I’m sure that somebody, somewhere, has probably come up with a similar dish and a similar recipe, but how these Plantain and Onion Fritters first came to me is quite a winding road.
You may not know it, but my professional life started over two decades ago as a newly-minted Industrial Designer. It was quite an adventure, and an introduction to what would eventually turn into a beloved hobby, and later a profession: photography. How this ties to this dish, and my account of our Berlin summer sojourn is a story in itself.
Berlin has been on my “to visit” list ever since my university days, for more than one reason.
Going to Berlin, touching the wall, stepping into the Bauhaus Museum, walking a city that is filled to the brim with history and tragedy, it was a sort of pilgrimage for me. And I fell in love with that city. I shall return someday.

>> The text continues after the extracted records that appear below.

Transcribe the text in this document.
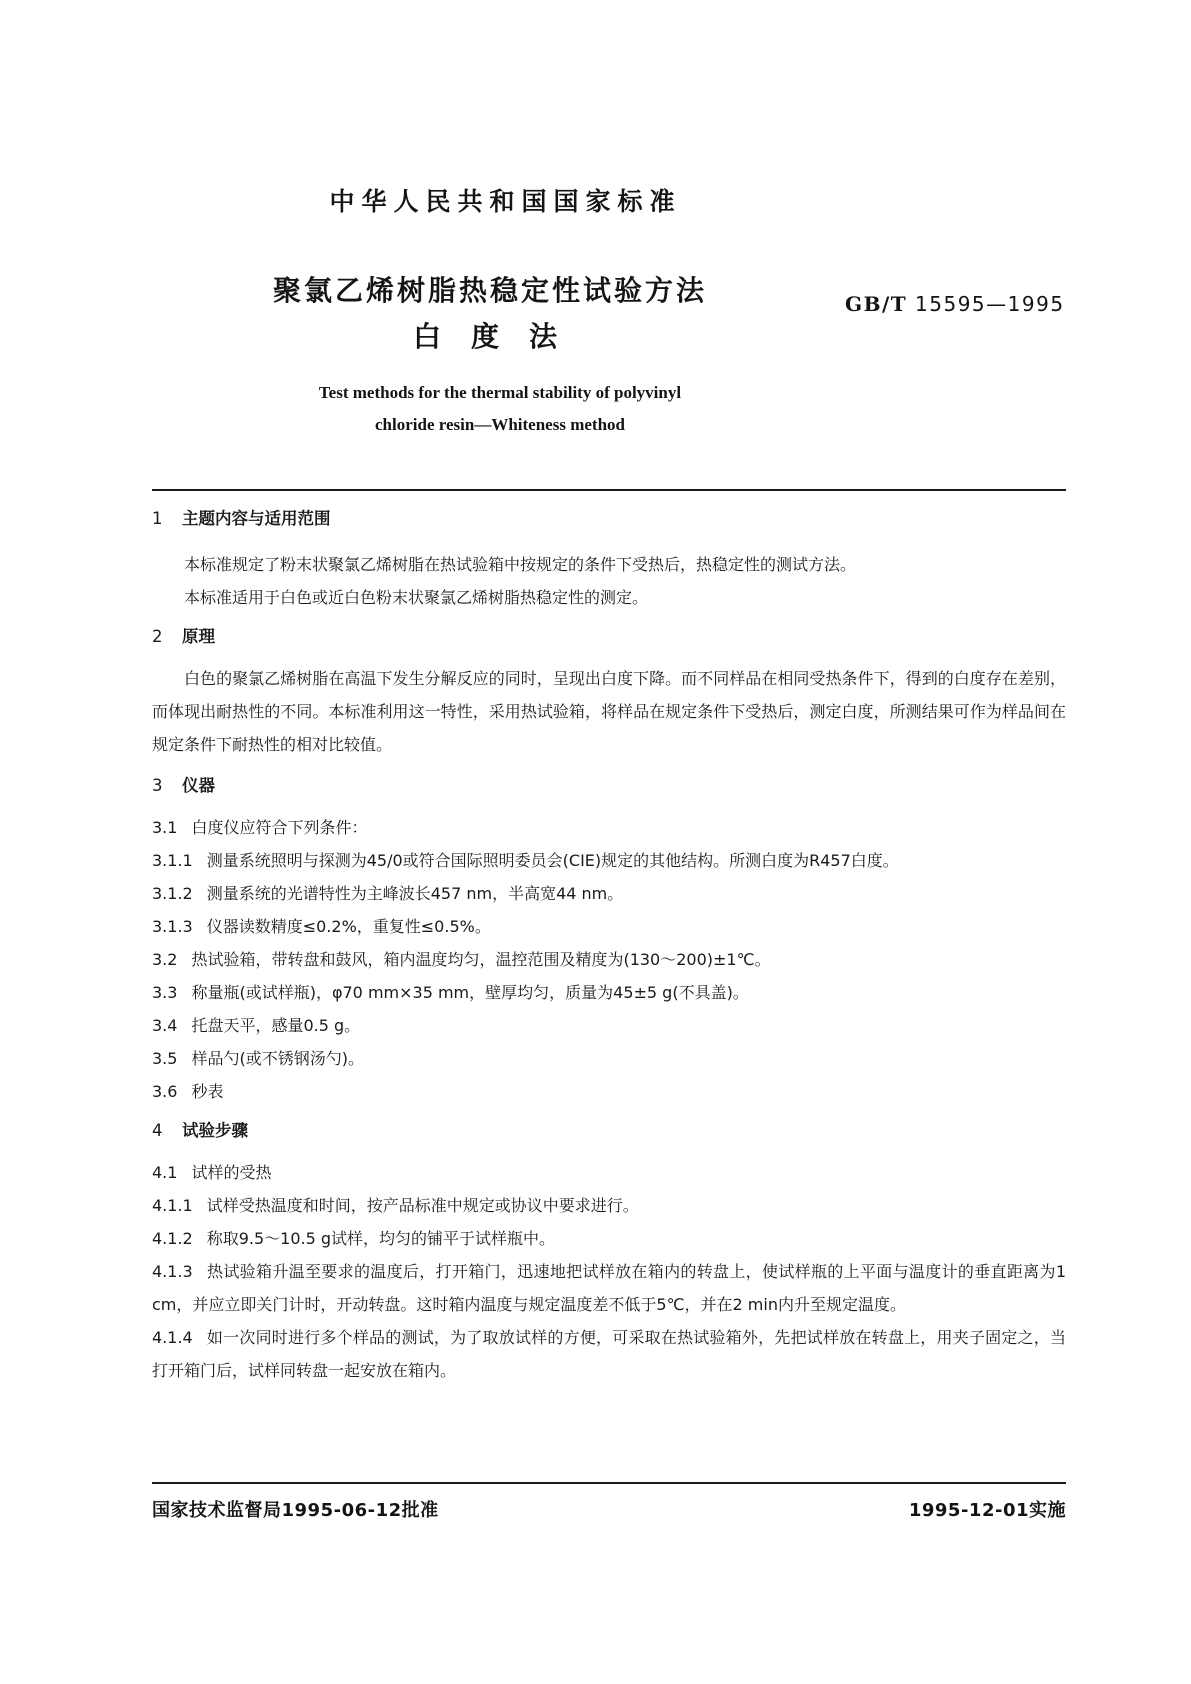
中华人民共和国国家标准
聚氯乙烯树脂热稳定性试验方法
白度法
GB/T 15595—1995
Test methods for the thermal stability of polyvinyl
chloride resin—Whiteness method

1 主题内容与适用范围

本标准规定了粉末状聚氯乙烯树脂在热试验箱中按规定的条件下受热后，热稳定性的测试方法。

本标准适用于白色或近白色粉末状聚氯乙烯树脂热稳定性的测定。

2 原理

白色的聚氯乙烯树脂在高温下发生分解反应的同时，呈现出白度下降。而不同样品在相同受热条件下，得到的白度存在差别，而体现出耐热性的不同。本标准利用这一特性，采用热试验箱，将样品在规定条件下受热后，测定白度，所测结果可作为样品间在规定条件下耐热性的相对比较值。

3 仪器

3.1 白度仪应符合下列条件：

3.1.1 测量系统照明与探测为45/0或符合国际照明委员会(CIE)规定的其他结构。所测白度为R457白度。

3.1.2 测量系统的光谱特性为主峰波长457 nm，半高宽44 nm。

3.1.3 仪器读数精度≤0.2%，重复性≤0.5%。

3.2 热试验箱，带转盘和鼓风，箱内温度均匀，温控范围及精度为(130～200)±1℃。

3.3 称量瓶(或试样瓶)，φ70 mm×35 mm，壁厚均匀，质量为45±5 g(不具盖)。

3.4 托盘天平，感量0.5 g。

3.5 样品勺(或不锈钢汤勺)。

3.6 秒表

4 试验步骤

4.1 试样的受热

4.1.1 试样受热温度和时间，按产品标准中规定或协议中要求进行。

4.1.2 称取9.5～10.5 g试样，均匀的铺平于试样瓶中。

4.1.3 热试验箱升温至要求的温度后，打开箱门，迅速地把试样放在箱内的转盘上，使试样瓶的上平面与温度计的垂直距离为1 cm，并应立即关门计时，开动转盘。这时箱内温度与规定温度差不低于5℃，并在2 min内升至规定温度。

4.1.4 如一次同时进行多个样品的测试，为了取放试样的方便，可采取在热试验箱外，先把试样放在转盘上，用夹子固定之，当打开箱门后，试样同转盘一起安放在箱内。

国家技术监督局1995-06-12批准	1995-12-01实施
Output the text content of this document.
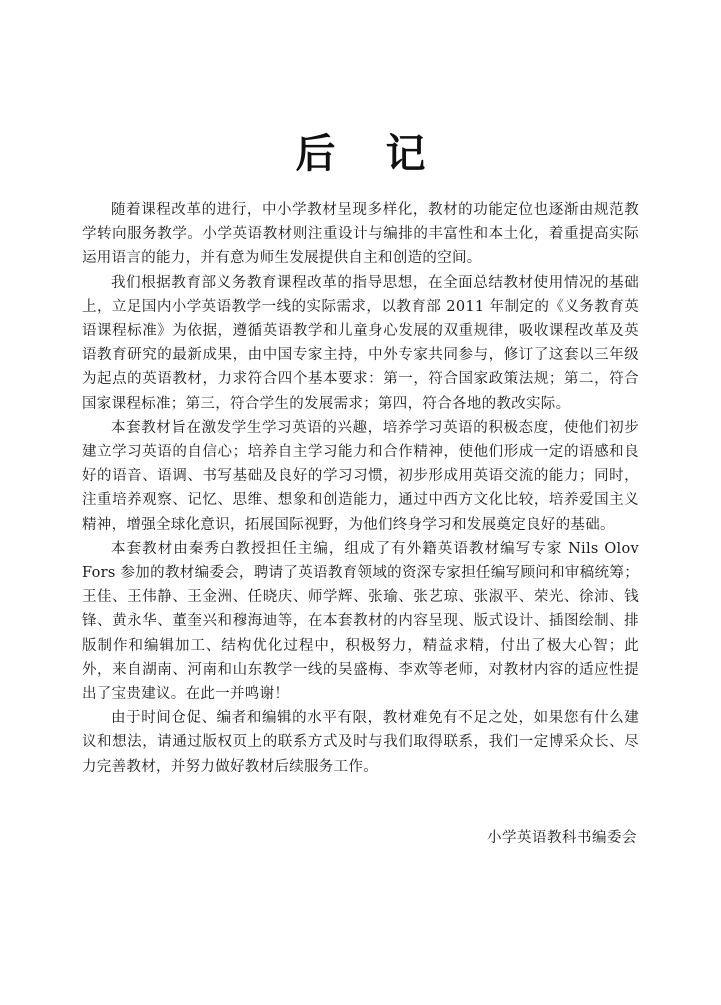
后记

随着课程改革的进行，中小学教材呈现多样化，教材的功能定位也逐渐由规范教学转向服务教学。小学英语教材则注重设计与编排的丰富性和本土化，着重提高实际运用语言的能力，并有意为师生发展提供自主和创造的空间。

我们根据教育部义务教育课程改革的指导思想，在全面总结教材使用情况的基础上，立足国内小学英语教学一线的实际需求，以教育部 2011 年制定的《义务教育英语课程标准》为依据，遵循英语教学和儿童身心发展的双重规律，吸收课程改革及英语教育研究的最新成果，由中国专家主持，中外专家共同参与，修订了这套以三年级为起点的英语教材，力求符合四个基本要求：第一，符合国家政策法规；第二，符合国家课程标准；第三，符合学生的发展需求；第四，符合各地的教改实际。

本套教材旨在激发学生学习英语的兴趣，培养学习英语的积极态度，使他们初步建立学习英语的自信心；培养自主学习能力和合作精神，使他们形成一定的语感和良好的语音、语调、书写基础及良好的学习习惯，初步形成用英语交流的能力；同时，注重培养观察、记忆、思维、想象和创造能力，通过中西方文化比较，培养爱国主义精神，增强全球化意识，拓展国际视野，为他们终身学习和发展奠定良好的基础。

本套教材由秦秀白教授担任主编，组成了有外籍英语教材编写专家 Nils Olov Fors 参加的教材编委会，聘请了英语教育领域的资深专家担任编写顾问和审稿统筹；王佳、王伟静、王金洲、任晓庆、师学辉、张瑜、张艺琼、张淑平、荣光、徐沛、钱锋、黄永华、董奎兴和穆海迪等，在本套教材的内容呈现、版式设计、插图绘制、排版制作和编辑加工、结构优化过程中，积极努力，精益求精，付出了极大心智；此外，来自湖南、河南和山东教学一线的吴盛梅、李欢等老师，对教材内容的适应性提出了宝贵建议。在此一并鸣谢！

由于时间仓促、编者和编辑的水平有限，教材难免有不足之处，如果您有什么建议和想法，请通过版权页上的联系方式及时与我们取得联系，我们一定博采众长、尽力完善教材，并努力做好教材后续服务工作。

小学英语教科书编委会
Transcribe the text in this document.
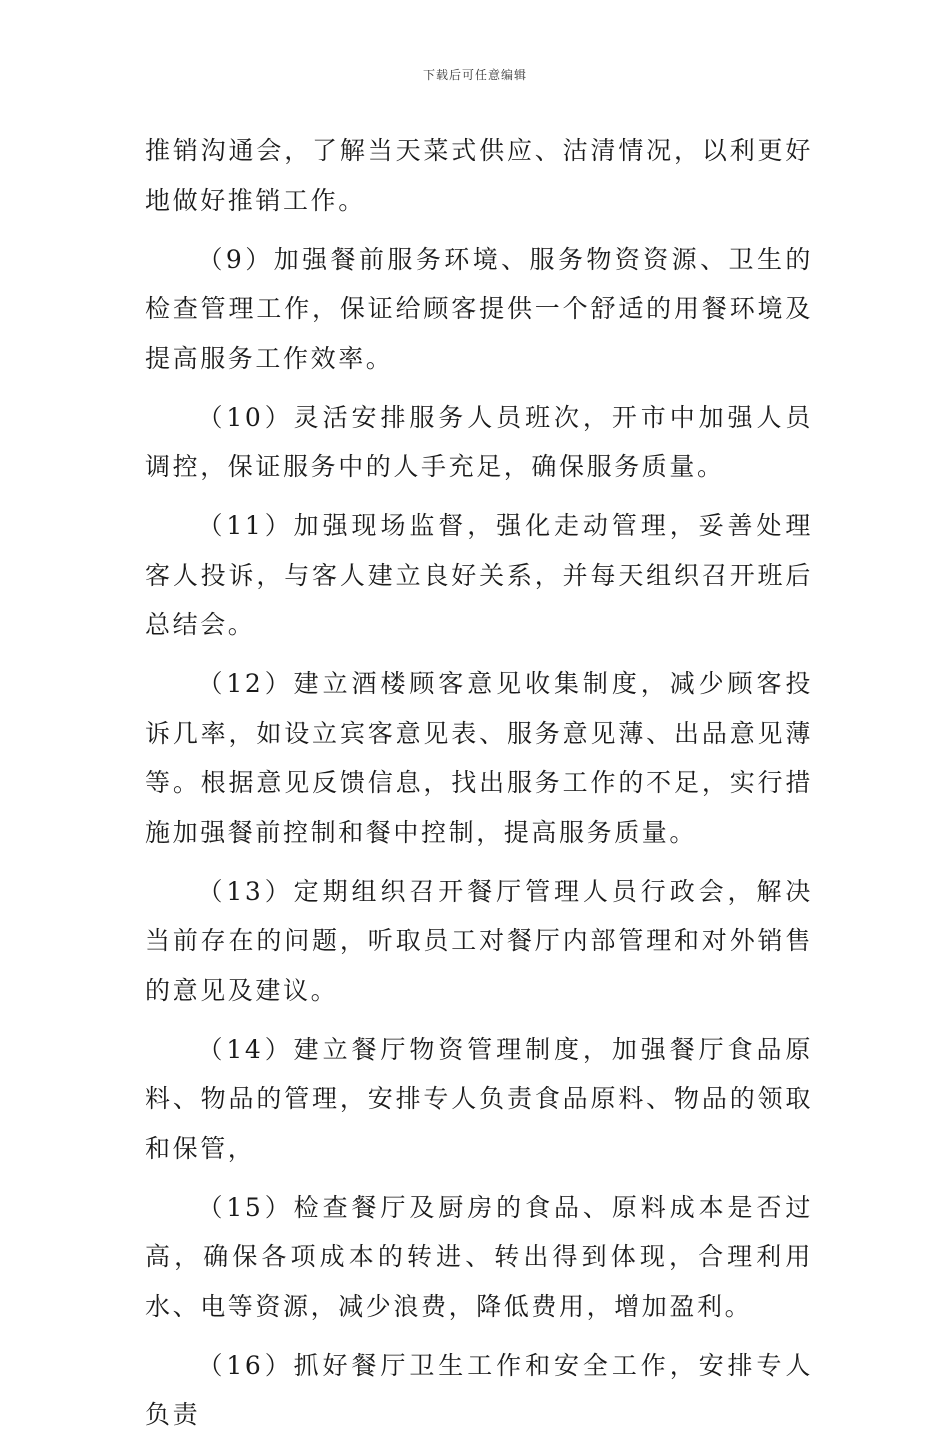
下载后可任意编辑

推销沟通会，了解当天菜式供应、沽清情况，以利更好地做好推销工作。

（9）加强餐前服务环境、服务物资资源、卫生的检查管理工作，保证给顾客提供一个舒适的用餐环境及提高服务工作效率。

（10）灵活安排服务人员班次，开市中加强人员调控，保证服务中的人手充足，确保服务质量。

（11）加强现场监督，强化走动管理，妥善处理客人投诉，与客人建立良好关系，并每天组织召开班后总结会。

（12）建立酒楼顾客意见收集制度，减少顾客投诉几率，如设立宾客意见表、服务意见薄、出品意见薄等。根据意见反馈信息，找出服务工作的不足，实行措施加强餐前控制和餐中控制，提高服务质量。

（13）定期组织召开餐厅管理人员行政会，解决当前存在的问题，听取员工对餐厅内部管理和对外销售的意见及建议。

（14）建立餐厅物资管理制度，加强餐厅食品原料、物品的管理，安排专人负责食品原料、物品的领取和保管，

（15）检查餐厅及厨房的食品、原料成本是否过高，确保各项成本的转进、转出得到体现，合理利用水、电等资源，减少浪费，降低费用，增加盈利。

（16）抓好餐厅卫生工作和安全工作，安排专人负责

If you grew up in the 1980s, you probably know reason no. 1. I don’t know about you, but I remember exactly where I was when I found out about the fall of the Berlin wall, a transformational moment for people of my generation. It signaled a realignment or world politics, and we thought — or at least hoped — the beginning of a new time of peace, without the constant threat of nuclear annihilation that had thus far haunted us. Berlin was a symbol.
The other reason harkens back to my days as an Industrial Designer: Berlin was the birthplace of our profession, so to speak. For the first time a group of artisans, architects and artists came up with the idea of making “modern”, mass-produced products functional, human, beautiful. If you know nothing about what an Industrial Designer does, just look at your car, your electronic gadgets, your mass-produced furniture. An Industrial Designer — or several — was partly responsible — and/or to blame — for the way it looks, works, the way you interact with it.